Lodi News-Sentinel

Ex-Mexican governor gets nine years for embezzling

- By Kate Linthicum and Patrick J. McDonnell

MEXICO CITY — A former governor of Mexico's Veracruz state who was suspected of embezzling possibly billions of dollars while in office — and who became a symbol of endemic political corruption in this country — has struck a deal with prosecutor­s that will land him nine years in prison, a fraction of what he might have faced if tried and convicted.

The sentence sparked outrage among many in Mexico who assailed the punishment as too lenient.

Ex-Veracruz Gov.
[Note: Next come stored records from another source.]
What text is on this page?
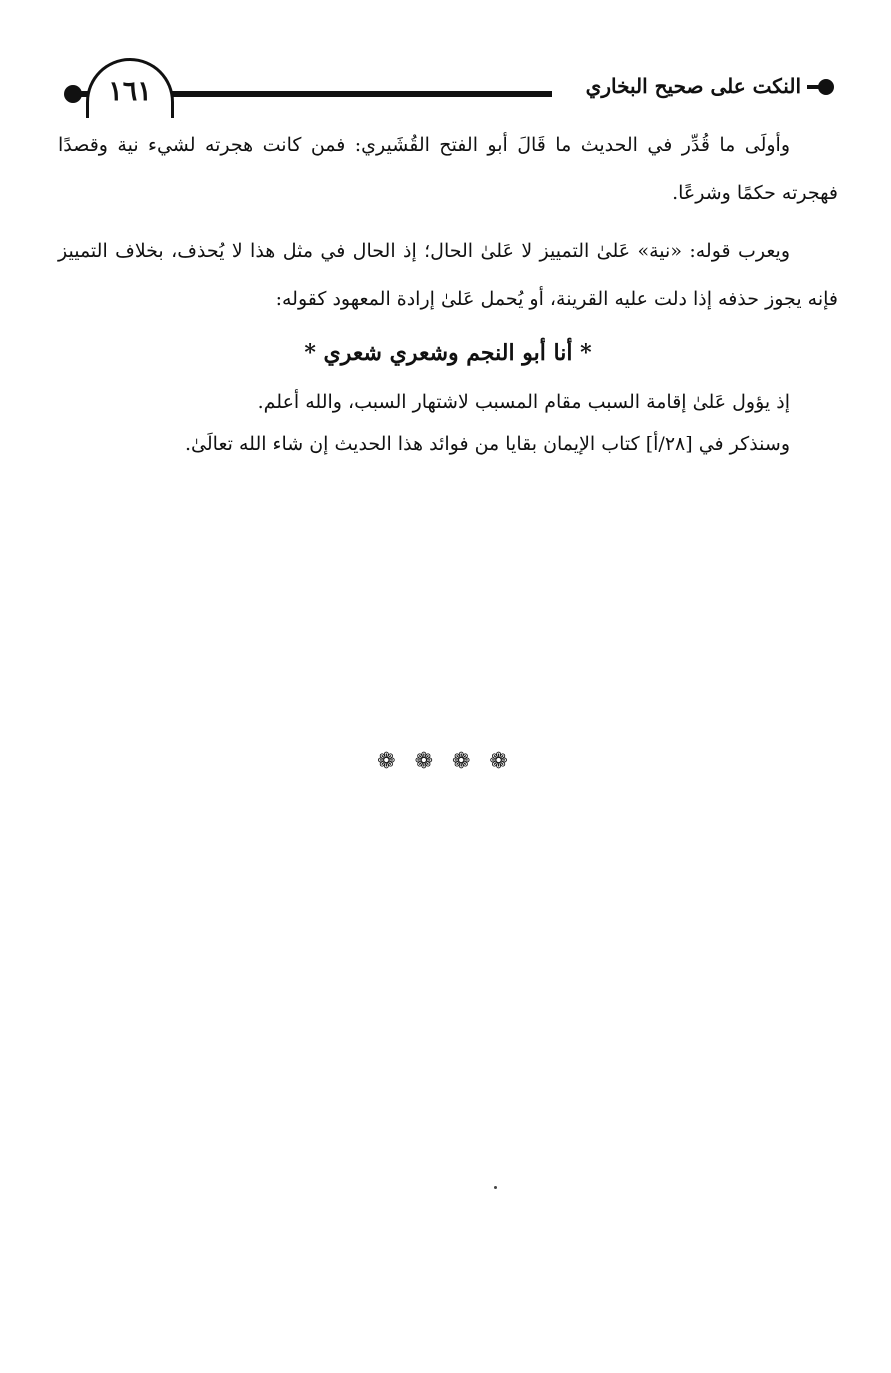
١٦١	النكت على صحيح البخاري

وأولَى ما قُدِّر في الحديث ما قَالَ أبو الفتح القُشَيري: فمن كانت هجرته لشيء نية وقصدًا فهجرته حكمًا وشرعًا.

ويعرب قوله: «نية» عَلىٰ التمييز لا عَلىٰ الحال؛ إذ الحال في مثل هذا لا يُحذف، بخلاف التمييز فإنه يجوز حذفه إذا دلت عليه القرينة، أو يُحمل عَلىٰ إرادة المعهود كقوله:

* أنا أبو النجم وشعري شعري *

إذ يؤول عَلىٰ إقامة السبب مقام المسبب لاشتهار السبب، والله أعلم.

وسنذكر في [٢٨/أ] كتاب الإيمان بقايا من فوائد هذا الحديث إن شاء الله تعالَىٰ.

❁ ❁ ❁ ❁
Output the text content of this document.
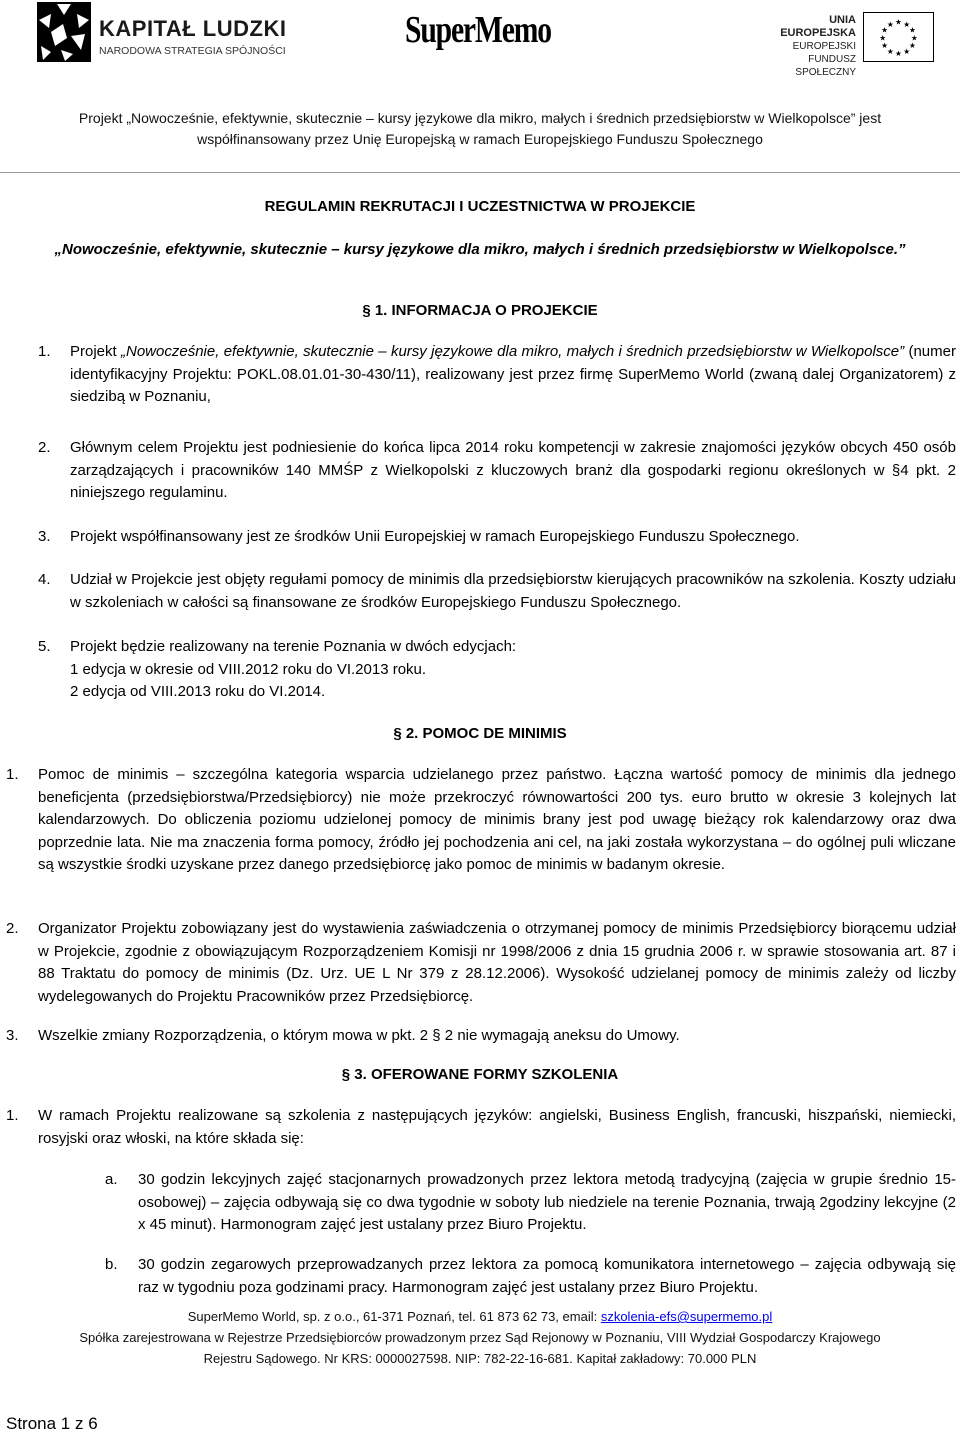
KAPITAŁ LUDZKI
NARODOWA STRATEGIA SPÓJNOŚCI	SuperMemo	UNIA EUROPEJSKA
EUROPEJSKI
FUNDUSZ SPOŁECZNY
★ ★
★
★
★
★
★
★
★
★
★
★
Projekt „Nowocześnie, efektywnie, skutecznie – kursy językowe dla mikro, małych i średnich przedsiębiorstw w Wielkopolsce” jest
współfinansowany przez Unię Europejską w ramach Europejskiego Funduszu Społecznego
REGULAMIN REKRUTACJI I UCZESTNICTWA W PROJEKCIE
„Nowocześnie, efektywnie, skutecznie – kursy językowe dla mikro, małych i średnich przedsiębiorstw w Wielkopolsce.”
§ 1. INFORMACJA O PROJEKCIE
1. Projekt „Nowocześnie, efektywnie, skutecznie – kursy językowe dla mikro, małych i średnich przedsiębiorstw w Wielkopolsce” (numer identyfikacyjny Projektu: POKL.08.01.01-30-430/11), realizowany jest przez firmę SuperMemo World (zwaną dalej Organizatorem) z siedzibą w Poznaniu,
2. Głównym celem Projektu jest podniesienie do końca lipca 2014 roku kompetencji w zakresie znajomości języków obcych 450 osób zarządzających i pracowników 140 MMŚP z Wielkopolski z kluczowych branż dla gospodarki regionu określonych w §4 pkt. 2 niniejszego regulaminu.
3. Projekt współfinansowany jest ze środków Unii Europejskiej w ramach Europejskiego Funduszu Społecznego.
4. Udział w Projekcie jest objęty regułami pomocy de minimis dla przedsiębiorstw kierujących pracowników na szkolenia. Koszty udziału w szkoleniach w całości są finansowane ze środków Europejskiego Funduszu Społecznego.
5. Projekt będzie realizowany na terenie Poznania w dwóch edycjach:
1 edycja w okresie od VIII.2012 roku do VI.2013 roku.
2 edycja od VIII.2013 roku do VI.2014.
§ 2. POMOC DE MINIMIS
1. Pomoc de minimis – szczególna kategoria wsparcia udzielanego przez państwo. Łączna wartość pomocy de minimis dla jednego beneficjenta (przedsiębiorstwa/Przedsiębiorcy) nie może przekroczyć równowartości 200 tys. euro brutto w okresie 3 kolejnych lat kalendarzowych. Do obliczenia poziomu udzielonej pomocy de minimis brany jest pod uwagę bieżący rok kalendarzowy oraz dwa poprzednie lata. Nie ma znaczenia forma pomocy, źródło jej pochodzenia ani cel, na jaki została wykorzystana – do ogólnej puli wliczane są wszystkie środki uzyskane przez danego przedsiębiorcę jako pomoc de minimis w badanym okresie.
2. Organizator Projektu zobowiązany jest do wystawienia zaświadczenia o otrzymanej pomocy de minimis Przedsiębiorcy biorącemu udział w Projekcie, zgodnie z obowiązującym Rozporządzeniem Komisji nr 1998/2006 z dnia 15 grudnia 2006 r. w sprawie stosowania art. 87 i 88 Traktatu do pomocy de minimis (Dz. Urz. UE L Nr 379 z 28.12.2006). Wysokość udzielanej pomocy de minimis zależy od liczby wydelegowanych do Projektu Pracowników przez Przedsiębiorcę.
3. Wszelkie zmiany Rozporządzenia, o którym mowa w pkt. 2 § 2 nie wymagają aneksu do Umowy.
§ 3. OFEROWANE FORMY SZKOLENIA
1. W ramach Projektu realizowane są szkolenia z następujących języków: angielski, Business English, francuski, hiszpański, niemiecki, rosyjski oraz włoski, na które składa się:
a. 30 godzin lekcyjnych zajęć stacjonarnych prowadzonych przez lektora metodą tradycyjną (zajęcia w grupie średnio 15-osobowej) – zajęcia odbywają się co dwa tygodnie w soboty lub niedziele na terenie Poznania, trwają 2godziny lekcyjne (2 x 45 minut). Harmonogram zajęć jest ustalany przez Biuro Projektu.
b. 30 godzin zegarowych przeprowadzanych przez lektora za pomocą komunikatora internetowego – zajęcia odbywają się raz w tygodniu poza godzinami pracy. Harmonogram zajęć jest ustalany przez Biuro Projektu.
SuperMemo World, sp. z o.o., 61-371 Poznań, tel. 61 873 62 73, email: szkolenia-efs@supermemo.pl
Spółka zarejestrowana w Rejestrze Przedsiębiorców prowadzonym przez Sąd Rejonowy w Poznaniu, VIII Wydział Gospodarczy Krajowego
Rejestru Sądowego. Nr KRS: 0000027598. NIP: 782-22-16-681. Kapitał zakładowy: 70.000 PLN
Strona 1 z 6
Javier Duarte, a onetime rising star of Mexico's ruling party, was charged last year with setting up shell companies to divert public money and for having links to the criminal gangs that have made the Gulf state one of the most violent regions of the country. He faced up to 55 years in prison if convicted on all charges.

Instead, Duarte pleaded guilty Wednesday to two charges — money laundering and criminal associatio­n — and received a nine-year prison term.

Along with prison time, Duarte must pay about $3,000 and give up 41 properties that he allegedly purchased with illicit money.

Duarte, 45, became a national embodiment of the corruption that has ravaged Mexico and has severely tainted the image of the long-dominant Institutio­nal Revolution­ary Party, or PRI, of which Duarte was a longtime member.

Duarte is one of at least half a dozen PRI former governors facing corruption charges or jailed for alleged wrongdoing. The mounting roll call of tarnished exgovernor­s has become a major embarrassm­ent for a political party that ruled Mexico for much of the 20th century.

Veracruz, once a PRI bastion, has fallen largely under the political control of opposition political blocs.

With time already served and the potential for parole, Duarte could be free in four years, authoritie­s said.

“It is a mockery,” Martha Tagle, a federal deputy for the Convergenc­e for Democracy party, said on Twitter.

“With sentences like this, instead of inhibiting corruption, you are encouragin­g it,” tweeted political analyst Jose Antonio Crespo.

But the Mexican attorney general's office — which has faced setbacks in prosecutio­ns of some other high-profile corruption cases — defended the outcome.

“With cases like these ... no one is ever satisfied,” Felipe de Jesus Munoz Vazquez, a top prosecutor with the attorney general's office, told reporters.

State prosecutor­s in Veracruz say they are also investigat­ing corruption charges against Duarte's wife, Karime Macias, who is reportedly living in London with the couple's three children. Macias is seeking asylum in England as a victim of political persecutio­n in Mexico, her lawyer has told Mexican news media.